Attorney General King and Tuscaloosa District Attorney Tommy Smith today appeared before the special Board of Pardons and Paroles to protest parole for Shank. The Board also granted Attorney General King's request to delay any further consideration of paroling Shank for five years, which is the maximum time allowed by state regulations.

Regardless of whether Shank's years as a free man are counted or not toward his prison sentence, Attorney General King told the Board that Shank does not deserve to be paroled. "The brutality of his actions earned the sentence that he received. His crime is uniquely brutal, it is uniquely heinous, and it is uniquely savage. What he did to that little girl is unspeakably evil. It just defies my understanding how you could take a one-year-old infant, beat her to death, and then leave her in her baby bed to bleed to death internally, which is what he did. This tiny innocent girl was left with over a hundred bruises that indicate the vicious rage that was unleashed upon her small body."

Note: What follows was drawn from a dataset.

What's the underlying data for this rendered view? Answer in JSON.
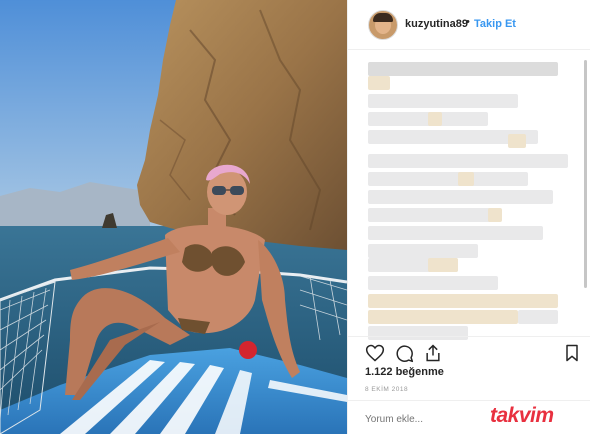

King thanked Board members for "serving justice by returning Shank to the prison cell in which he sits where he will continue making payments on the debt that he owes to society for his murderous ways and the pain he has inflicted—-a debt he can never fully repay. To take an accident made by the State when Shank was released in the first place, and compound it by a deliberate decision to release him again, would have been an unimaginable travesty, a miscarriage of justice, that must not be allowed to happen."

After the parole hearing, Attorney General King and District Attorney Smith hand-delivered a letter to Department of Corrections Commissioner Donal Campbell, asking that he join them in filing a petition to correct the situation that led to Shank's years of freedom being counted toward his time served in prison. State appellate courts previously have ruled that if the State voluntarily releases an inmate by mistake, the inmate is entitled to count the time after his release toward his sentence. "I don't think that the courts intended the result that we faced today," said Attorney General King. "I think their intention was to allow credit for the time that elapsed until the mistake was discovered, not the years afterward spent fighting the State's effort to correct the mistake and deliver justice."